Un calvario che Armin Wegner, un giovanissimo ufficiale tedesco della Croce Rossa, immortalò con foto agghiaccianti e racconti incancellabili: «Mai come in questi giorni ho sentito vicino a me distinto il frusciare della morte, il suo silenzio, il suo freddo sorriso, e spesso mi chiedo: posso io ancora vivere? Ho ancora il diritto di respirare, di fare progetti per anni futuri così fantasticamente irreali, quando attorno a me c’è un abisso di occhi di morti?».

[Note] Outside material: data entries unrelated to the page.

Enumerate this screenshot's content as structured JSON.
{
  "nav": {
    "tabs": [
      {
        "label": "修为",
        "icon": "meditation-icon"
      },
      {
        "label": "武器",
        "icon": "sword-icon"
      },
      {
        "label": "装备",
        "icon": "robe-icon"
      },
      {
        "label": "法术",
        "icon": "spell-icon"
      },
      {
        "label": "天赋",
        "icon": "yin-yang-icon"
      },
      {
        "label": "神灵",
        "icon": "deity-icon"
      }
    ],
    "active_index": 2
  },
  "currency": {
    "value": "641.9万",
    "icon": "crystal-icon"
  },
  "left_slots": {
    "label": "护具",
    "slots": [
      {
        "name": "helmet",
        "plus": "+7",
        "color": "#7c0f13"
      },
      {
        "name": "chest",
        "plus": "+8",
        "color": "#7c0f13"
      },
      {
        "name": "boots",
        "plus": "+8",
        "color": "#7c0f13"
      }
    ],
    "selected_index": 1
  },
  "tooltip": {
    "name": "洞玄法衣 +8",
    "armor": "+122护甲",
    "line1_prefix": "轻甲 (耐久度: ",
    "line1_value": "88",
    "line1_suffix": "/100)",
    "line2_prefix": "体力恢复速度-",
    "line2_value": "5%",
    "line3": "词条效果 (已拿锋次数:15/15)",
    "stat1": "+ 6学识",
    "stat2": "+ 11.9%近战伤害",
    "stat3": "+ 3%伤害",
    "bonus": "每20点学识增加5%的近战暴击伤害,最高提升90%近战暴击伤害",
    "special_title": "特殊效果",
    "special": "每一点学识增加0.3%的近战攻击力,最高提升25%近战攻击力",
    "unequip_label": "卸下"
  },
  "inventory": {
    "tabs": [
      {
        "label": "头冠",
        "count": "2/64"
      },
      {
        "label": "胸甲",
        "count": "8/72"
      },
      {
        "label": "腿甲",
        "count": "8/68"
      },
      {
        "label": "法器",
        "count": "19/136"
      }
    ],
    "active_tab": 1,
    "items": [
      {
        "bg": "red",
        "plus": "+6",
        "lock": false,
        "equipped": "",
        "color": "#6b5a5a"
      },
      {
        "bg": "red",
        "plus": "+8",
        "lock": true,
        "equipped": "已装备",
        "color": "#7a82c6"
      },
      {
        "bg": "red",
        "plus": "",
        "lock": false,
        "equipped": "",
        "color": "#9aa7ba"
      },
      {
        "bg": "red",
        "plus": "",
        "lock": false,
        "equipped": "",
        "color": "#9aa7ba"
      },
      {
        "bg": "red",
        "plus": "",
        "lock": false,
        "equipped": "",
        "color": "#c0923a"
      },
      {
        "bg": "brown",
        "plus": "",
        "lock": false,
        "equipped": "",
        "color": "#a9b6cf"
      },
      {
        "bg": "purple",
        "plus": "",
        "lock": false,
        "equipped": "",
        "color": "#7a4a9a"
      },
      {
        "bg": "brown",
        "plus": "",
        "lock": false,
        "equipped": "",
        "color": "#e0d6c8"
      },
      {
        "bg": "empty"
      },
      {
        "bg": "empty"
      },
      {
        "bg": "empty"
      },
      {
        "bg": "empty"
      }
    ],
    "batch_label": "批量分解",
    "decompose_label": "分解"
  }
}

Violentata, sequestrata, venduta all’asta, comprata per l’harem di un curdo particolarmente violento, fuggì e fu ripresa, fuggì di nuovo e dopo «un viaggio di 18 mesi sui monti, nascosta in grotte e boschi, vivendo di vegetazione e radici, arrivò a piedi nudi, seminuda e affamata a Erzerum» tra Trebisonda e il lago di Van, in un’area della Turchia orientale allora occupata dai russi. Salvata da un gruppo di missionari americani venne infine aiutata a raggiungere New York. Raccontò la storia ad altri profughi armeni. E questi decisero che andava raccontata a tutti. Uscito nel 1918 e passato alla storia come la prima testimonianza oculare sul genocidio, Ravished Armenia (Armenia devastata), fece il botto: novecentomila copie vendute. Tanto da spingere i primi produttori del cinema muto a trarne un film con migliaia di profughi offertisi come comparse e la partecipazione della stessa Aurora. Un successo presto stoppato dopo il debutto per le polemiche sollevate dalle autorità turche che gridarono a una macchinazione. Una vicenda tormentata, di denunce, tagli, sequestri, dibattiti incandescenti nelle sale con lei, Aurora, coinvolta al punto che una sera, a Buffalo, per la tensione svenne e decise di chiamarsi fuori. E poco a poco sparirono più o meno misteriosamente tutte le copie della pellicola. Degli ottantacinque minuti originali, una decina sarebbero stati recuperati solo nel 1994. E il resto? Boh…
Il mito di quel libro, però, restò: «Riuscii a leggerlo solo quando già eravamo emigrati in Canada», sorride Noubar Afeyan. Un colpo al cuore: la storia l’aveva già vissuta nei ricordi della zia Armenouhi. Era stata lei, «la persona più importante della mia vita» che l’aveva cresciuto bambino a Beirut dove il fondatore di Moderna è nato nel 1962, ad aiutarlo a ricostruire la storia della famiglia. Il nonno imprenditore, rappresentante in Anatolia di una grande banca tedesca, importatore di uova, fuggito con tutta la famiglia in Bulgaria grazie a un passaporto iraniano avuto per i suoi business marittimi con imprese di Teheran.
La fuga dalla Bulgaria comunista verso Beirut e ancora, con lo stesso documento iraniano, la partenza verso il Canada. Tutte cose che hanno insegnato ad Afeyan come «gli armeni sono riusciti a sopravvivere affrontando sempre nuove realtà. Anche mia zia, nata a fine ‘800 e vissuta 103 anni, aveva vissuto la tragedia del genocidio armeno. Ricordava tutto. Ho ancora i nastri registrati di ore e ore di racconti. Un giorno o l’altro ci farò un libro».
Quanto a Ravished Armenia, quel libro così importante per gli armeni e per tutte le minoranze, non è mai stato tradotto in Italia. O meglio, è ora finalmente avviato alla pubblicazione (e meno male) ma era stato tradotto quasi trent’anni fa da Pietro Kuciukian (medico, figlio di un sopravvissuto, saggista, autore di numerosi saggi) senza che alcun editore accettasse di pubblicarlo perché pareva non interessasse a nessuno. Un ritardo stupefacente. Che per un secolo ha impedito agli italiani di conoscere una storia che aiutò tanta parte dell’umanità a capire.